Britain has let down her Jews, by contrast, and it is shameful. Former home secretary Suella Braverman warned that what she called “hate marches” were an “assertion of primacy by certain groups” with thousands “chanting for the erasure of Israel from the map” while the Met indulged in “two-tier policing” and “playing favourites”. She was sacked by the Prime Minister for telling the unpalatable truth. Six months later, here we are, with precious Jewish citizens planning to make Aliyah, leaving the UK in fear of their lives. Great work, gentlemen.

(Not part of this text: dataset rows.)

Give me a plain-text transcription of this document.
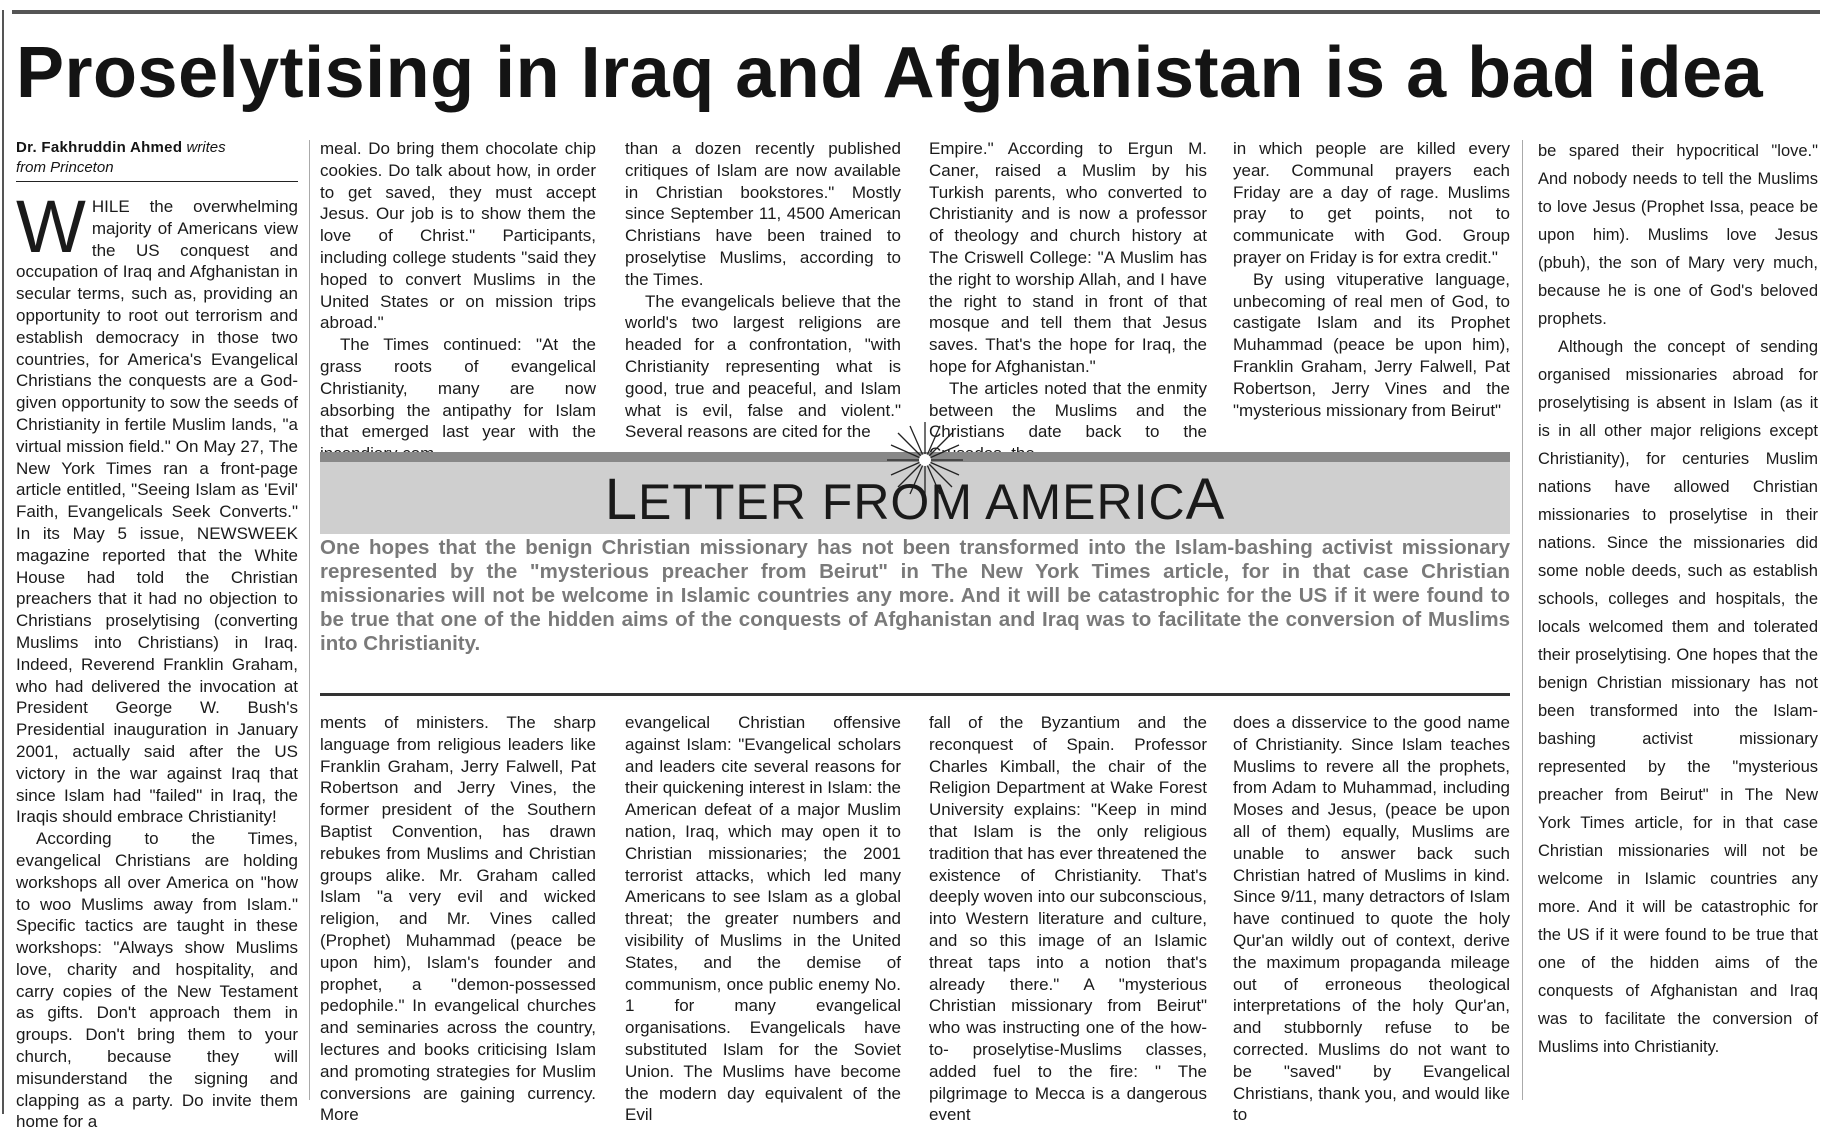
Proselytising in Iraq and Afghanistan is a bad idea
Dr. Fakhruddin Ahmed writes
from Princeton

WHILE the overwhelming majority of Americans view the US conquest and occupation of Iraq and Afghanistan in secular terms, such as, providing an opportunity to root out terrorism and establish democracy in those two countries, for America's Evangelical Christians the conquests are a God-given opportunity to sow the seeds of Christianity in fertile Muslim lands, "a virtual mission field." On May 27, The New York Times ran a front-page article entitled, "Seeing Islam as 'Evil' Faith, Evangelicals Seek Converts." In its May 5 issue, NEWSWEEK magazine reported that the White House had told the Christian preachers that it had no objection to Christians proselytising (converting Muslims into Christians) in Iraq. Indeed, Reverend Franklin Graham, who had delivered the invocation at President George W. Bush's Presidential inauguration in January 2001, actually said after the US victory in the war against Iraq that since Islam had "failed" in Iraq, the Iraqis should embrace Christianity!

According to the Times, evangelical Christians are holding workshops all over America on "how to woo Muslims away from Islam." Specific tactics are taught in these workshops: "Always show Muslims love, charity and hospitality, and carry copies of the New Testament as gifts. Don't approach them in groups. Don't bring them to your church, because they will misunderstand the signing and clapping as a party. Do invite them home for a

meal. Do bring them chocolate chip cookies. Do talk about how, in order to get saved, they must accept Jesus. Our job is to show them the love of Christ." Participants, including college students "said they hoped to convert Muslims in the United States or on mission trips abroad."

The Times continued: "At the grass roots of evangelical Christianity, many are now absorbing the antipathy for Islam that emerged last year with the

than a dozen recently published critiques of Islam are now available in Christian bookstores." Mostly since September 11, 4500 American Christians have been trained to proselytise Muslims, according to the Times.

The evangelicals believe that the world's two largest religions are headed for a confrontation, "with Christianity representing what is good, true and peaceful, and Islam what is evil, false and violent." Several reasons are cited for the

Empire." According to Ergun M. Caner, raised a Muslim by his Turkish parents, who converted to Christianity and is now a professor of theology and church history at The Criswell College: "A Muslim has the right to worship Allah, and I have the right to stand in front of that mosque and tell them that Jesus saves. That's the hope for Iraq, the hope for Afghanistan."

The articles noted that the enmity between the Muslims and the Christians date back to the

in which people are killed every year. Communal prayers each Friday are a day of rage. Muslims pray to get points, not to communicate with God. Group prayer on Friday is for extra credit."

By using vituperative language, unbecoming of real men of God, to castigate Islam and its Prophet Muhammad (peace be upon him), Franklin Graham, Jerry Falwell, Pat Robertson, Jerry Vines and the "mysterious missionary from Beirut"

LETTER FROM AMERICA
One hopes that the benign Christian missionary has not been transformed into the Islam-bashing activist missionary represented by the "mysterious preacher from Beirut" in The New York Times article, for in that case Christian missionaries will not be welcome in Islamic countries any more. And it will be catastrophic for the US if it were found to be true that one of the hidden aims of the conquests of Afghanistan and Iraq was to facilitate the conversion of Muslims into Christianity.

ments of ministers. The sharp language from religious leaders like Franklin Graham, Jerry Falwell, Pat Robertson and Jerry Vines, the former president of the Southern Baptist Convention, has drawn rebukes from Muslims and Christian groups alike. Mr. Graham called Islam "a very evil and wicked religion, and Mr. Vines called (Prophet) Muhammad (peace be upon him), Islam's founder and prophet, a "demon-possessed pedophile." In evangelical churches and seminaries across the country, lectures and books criticising Islam and promoting strategies for Muslim conversions are gaining currency. More

evangelical Christian offensive against Islam: "Evangelical scholars and leaders cite several reasons for their quickening interest in Islam: the American defeat of a major Muslim nation, Iraq, which may open it to Christian missionaries; the 2001 terrorist attacks, which led many Americans to see Islam as a global threat; the greater numbers and visibility of Muslims in the United States, and the demise of communism, once public enemy No. 1 for many evangelical organisations. Evangelicals have substituted Islam for the Soviet Union. The Muslims have become the modern day equivalent of the Evil

fall of the Byzantium and the reconquest of Spain. Professor Charles Kimball, the chair of the Religion Department at Wake Forest University explains: "Keep in mind that Islam is the only religious tradition that has ever threatened the existence of Christianity. That's deeply woven into our subconscious, into Western literature and culture, and so this image of an Islamic threat taps into a notion that's already there." A "mysterious Christian missionary from Beirut" who was instructing one of the how-to- proselytise-Muslims classes, added fuel to the fire: " The pilgrimage to Mecca is a dangerous event

does a disservice to the good name of Christianity. Since Islam teaches Muslims to revere all the prophets, from Adam to Muhammad, including Moses and Jesus, (peace be upon all of them) equally, Muslims are unable to answer back such Christian hatred of Muslims in kind. Since 9/11, many detractors of Islam have continued to quote the holy Qur'an wildly out of context, derive the maximum propaganda mileage out of erroneous theological interpretations of the holy Qur'an, and stubbornly refuse to be corrected. Muslims do not want to be "saved" by Evangelical Christians, thank you, and would like to

be spared their hypocritical "love." And nobody needs to tell the Muslims to love Jesus (Prophet Issa, peace be upon him). Muslims love Jesus (pbuh), the son of Mary very much, because he is one of God's beloved prophets.

Although the concept of sending organised missionaries abroad for proselytising is absent in Islam (as it is in all other major religions except Christianity), for centuries Muslim nations have allowed Christian missionaries to proselytise in their nations. Since the missionaries did some noble deeds, such as establish schools, colleges and hospitals, the locals welcomed them and tolerated their proselytising. One hopes that the benign Christian missionary has not been transformed into the Islam-bashing activist missionary represented by the "mysterious preacher from Beirut" in The New York Times article, for in that case Christian missionaries will not be welcome in Islamic countries any more. And it will be catastrophic for the US if it were found to be true that one of the hidden aims of the conquests of Afghanistan and Iraq was to facilitate the conversion of Muslims into Christianity.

Of course Sir Mark Rowley should resign. He is weak, complacent and fatally confuses the “best tradition of British police trying to prevent disorder” with cowardly appeasement of the Hamas mob. It is hard to imagine any previous generation of coppers being so timid or unwilling to feel the collar of the actual villains. I hear the latest Rowley solution to this toxic mess is asking Jewish police officers to advise the Met on “cultural sensitivities”.

“That is woke nonsense,” snaps Mond. “All that is necessary is for the police not to tolerate Jew hatred.” Exactly. Those marches have done enough harm; they should be banned.

On Saturday, I may happen to be strolling near the pro-Palestine march carrying a placard: “Openly Welsh.” Is that provocative enough, Sir Mark, to constitute a breach of the peace? Or am I still allowed to express my deep dislike for that hateful rabble causing such distress to Britain’s irreplaceable Jews?